Reckon the thousands of people loving Talladega and Bristol, Indy and Daytona and all the other racetracks would appreciate knowing those skilled drivers they love to watch emerge from a history of mountain road racing and chasing, tied up with family and community economic issues?
I didn’t get it fully until discovering Dawsonville. That’s the home of Bill Elliott, sure, but so much more.
Nestled in mountains an hour’s drive north of Atlanta and winding along fast-flowing trout streams, the moonshine-car racing story becomes clear in Dawsonville.
Thunder Road is what they call Georgia Highway 9 in these parts. It runs right through here because it was a main route of drivers hauling moonshine, going fast to outpace the revenuers, in cars outfitted for speed and heavy loads.

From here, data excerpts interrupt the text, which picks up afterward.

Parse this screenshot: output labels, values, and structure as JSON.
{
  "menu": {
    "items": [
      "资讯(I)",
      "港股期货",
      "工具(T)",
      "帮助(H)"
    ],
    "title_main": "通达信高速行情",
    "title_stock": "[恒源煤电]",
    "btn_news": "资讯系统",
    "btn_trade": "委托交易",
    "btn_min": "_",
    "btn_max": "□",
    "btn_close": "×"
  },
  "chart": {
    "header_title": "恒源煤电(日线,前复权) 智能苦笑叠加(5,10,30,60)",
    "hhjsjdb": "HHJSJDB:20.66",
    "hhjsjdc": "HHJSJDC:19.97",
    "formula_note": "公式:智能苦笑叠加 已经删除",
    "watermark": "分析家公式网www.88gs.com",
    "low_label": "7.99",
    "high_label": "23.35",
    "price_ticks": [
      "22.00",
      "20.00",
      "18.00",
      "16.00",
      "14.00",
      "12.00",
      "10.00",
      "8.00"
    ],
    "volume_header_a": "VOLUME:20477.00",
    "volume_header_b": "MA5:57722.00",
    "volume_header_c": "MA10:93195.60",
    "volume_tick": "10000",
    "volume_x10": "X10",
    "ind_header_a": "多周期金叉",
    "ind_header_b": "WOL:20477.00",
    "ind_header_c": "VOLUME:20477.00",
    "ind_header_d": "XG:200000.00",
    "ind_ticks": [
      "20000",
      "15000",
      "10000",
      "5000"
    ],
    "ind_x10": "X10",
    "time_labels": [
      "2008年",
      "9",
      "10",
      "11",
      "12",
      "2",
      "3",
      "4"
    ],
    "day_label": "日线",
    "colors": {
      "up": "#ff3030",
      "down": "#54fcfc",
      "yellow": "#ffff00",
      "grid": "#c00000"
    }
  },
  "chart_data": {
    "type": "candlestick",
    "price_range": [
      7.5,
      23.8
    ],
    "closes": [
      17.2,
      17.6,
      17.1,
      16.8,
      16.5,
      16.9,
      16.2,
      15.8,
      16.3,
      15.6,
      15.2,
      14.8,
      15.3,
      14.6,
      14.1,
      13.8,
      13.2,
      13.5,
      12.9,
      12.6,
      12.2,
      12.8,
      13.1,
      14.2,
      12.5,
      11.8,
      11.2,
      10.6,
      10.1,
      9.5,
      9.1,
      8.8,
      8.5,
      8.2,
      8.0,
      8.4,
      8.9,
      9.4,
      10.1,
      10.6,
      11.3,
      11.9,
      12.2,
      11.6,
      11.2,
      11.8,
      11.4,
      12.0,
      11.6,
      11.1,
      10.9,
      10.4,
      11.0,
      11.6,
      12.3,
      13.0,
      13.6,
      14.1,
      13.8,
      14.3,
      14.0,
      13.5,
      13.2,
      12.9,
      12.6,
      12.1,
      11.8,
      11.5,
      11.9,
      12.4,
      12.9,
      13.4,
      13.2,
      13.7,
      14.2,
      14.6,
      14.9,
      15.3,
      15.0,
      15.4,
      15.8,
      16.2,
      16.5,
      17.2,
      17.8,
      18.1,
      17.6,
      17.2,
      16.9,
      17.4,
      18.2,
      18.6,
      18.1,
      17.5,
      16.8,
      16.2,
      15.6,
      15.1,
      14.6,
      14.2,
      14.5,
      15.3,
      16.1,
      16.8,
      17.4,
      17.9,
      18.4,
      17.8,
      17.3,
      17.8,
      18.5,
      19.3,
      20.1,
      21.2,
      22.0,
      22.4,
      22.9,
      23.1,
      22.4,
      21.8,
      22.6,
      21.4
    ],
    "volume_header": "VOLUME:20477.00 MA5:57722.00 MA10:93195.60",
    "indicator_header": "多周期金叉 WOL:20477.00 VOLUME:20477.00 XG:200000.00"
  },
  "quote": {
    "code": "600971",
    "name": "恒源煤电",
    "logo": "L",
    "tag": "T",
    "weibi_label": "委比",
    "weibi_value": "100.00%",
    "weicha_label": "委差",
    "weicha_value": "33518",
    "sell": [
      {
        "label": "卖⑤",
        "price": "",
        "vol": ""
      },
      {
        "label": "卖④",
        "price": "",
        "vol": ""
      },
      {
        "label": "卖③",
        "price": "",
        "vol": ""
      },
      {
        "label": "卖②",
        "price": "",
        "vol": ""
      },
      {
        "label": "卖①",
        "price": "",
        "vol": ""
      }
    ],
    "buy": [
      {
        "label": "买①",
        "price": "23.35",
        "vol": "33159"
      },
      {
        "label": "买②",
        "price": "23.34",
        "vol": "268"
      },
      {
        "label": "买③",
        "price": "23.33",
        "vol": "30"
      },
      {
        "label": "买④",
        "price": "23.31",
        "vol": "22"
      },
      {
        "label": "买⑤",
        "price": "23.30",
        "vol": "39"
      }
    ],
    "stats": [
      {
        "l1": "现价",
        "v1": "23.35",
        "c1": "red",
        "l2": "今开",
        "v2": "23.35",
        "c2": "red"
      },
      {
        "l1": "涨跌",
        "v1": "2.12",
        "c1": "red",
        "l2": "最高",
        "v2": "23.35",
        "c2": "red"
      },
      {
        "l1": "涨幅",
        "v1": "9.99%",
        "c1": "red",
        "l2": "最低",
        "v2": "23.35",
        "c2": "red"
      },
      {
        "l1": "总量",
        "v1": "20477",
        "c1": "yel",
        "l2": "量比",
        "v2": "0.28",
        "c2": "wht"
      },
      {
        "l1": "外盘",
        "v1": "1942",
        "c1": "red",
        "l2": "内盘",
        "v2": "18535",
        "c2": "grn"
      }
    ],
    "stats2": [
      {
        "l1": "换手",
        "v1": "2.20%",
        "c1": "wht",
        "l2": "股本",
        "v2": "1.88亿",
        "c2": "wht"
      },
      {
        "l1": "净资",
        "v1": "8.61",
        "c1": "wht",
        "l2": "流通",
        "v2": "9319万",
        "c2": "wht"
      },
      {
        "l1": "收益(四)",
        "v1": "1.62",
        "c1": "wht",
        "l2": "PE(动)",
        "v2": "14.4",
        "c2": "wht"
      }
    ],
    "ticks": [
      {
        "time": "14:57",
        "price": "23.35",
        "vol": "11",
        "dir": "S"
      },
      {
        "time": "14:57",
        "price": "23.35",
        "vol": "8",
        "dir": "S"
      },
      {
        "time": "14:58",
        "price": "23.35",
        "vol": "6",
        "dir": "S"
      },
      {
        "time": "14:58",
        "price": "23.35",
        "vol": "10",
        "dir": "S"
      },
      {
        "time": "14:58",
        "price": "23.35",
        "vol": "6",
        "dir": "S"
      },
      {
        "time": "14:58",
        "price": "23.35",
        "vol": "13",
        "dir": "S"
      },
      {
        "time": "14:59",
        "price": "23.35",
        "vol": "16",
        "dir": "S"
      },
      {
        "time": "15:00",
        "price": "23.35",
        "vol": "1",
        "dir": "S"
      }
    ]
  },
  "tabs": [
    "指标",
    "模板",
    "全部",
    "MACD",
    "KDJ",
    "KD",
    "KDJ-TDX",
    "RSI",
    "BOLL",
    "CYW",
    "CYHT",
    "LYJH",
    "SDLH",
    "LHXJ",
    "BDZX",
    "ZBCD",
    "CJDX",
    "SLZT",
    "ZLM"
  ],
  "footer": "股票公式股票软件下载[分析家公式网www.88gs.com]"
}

You can see some of those cars and the racing versions which emerged from them at the Georgia Racing Hall of Fame, and meet some of the people who know up close and personal how this moonshine, fast driving world worked.
Authentic moonshine-hauling 1940 Fords will fill the main street of Dawsonville the fourth weekend in October for the 41st annual Mountain Moonshine Festival. Moonshine haulers pre or post that year will have to park on the side streets.
What makes ‘em authentic?
"Hulled out backs to hold big loads, heavy-duty springs, sometimes tanks built in with a drain for releasing the moonshine and hot motors, more powerful than a stock motor," says Charles Samples, a volunteer with the Racing Hall of Fame.
Equally important, he says, is anonymity. "Your car had to blend in with all the others. Hauling moonshine was no time to show off, better to blend in," Samples said.
Vaudell Sosebee got me started knowing this was an interesting tale when I met her over pancakes and grits in the Champions Café adjoining the Hall of Fame on Georgia Highway 53. You can get eggs, bacon and sausage too if you prefer, plus red-eye gravy on your fat biscuits.
Her late husband Gober broke into Atlanta’s Lakewood Speedway winning more than 200 races, interrupting the racing domination of Roy Hall and Lloyd Seay, who was shot dead in a moonshine argument.
Vaudell went to those races; in fact she met Gober at the Speedway and every day now she wears a gold necklace designed like his hubcap and sporting the diamonds from his Masonic ring.
Gober was the first to install a roll bar, and Vaudell is ready and willing to tell the stories of those racing days of the 1940s and ‘50s. She’ll even show you the 1939 Ford he drove for three wins at Daytona and point out the airplane seat customized to fit him perfectly.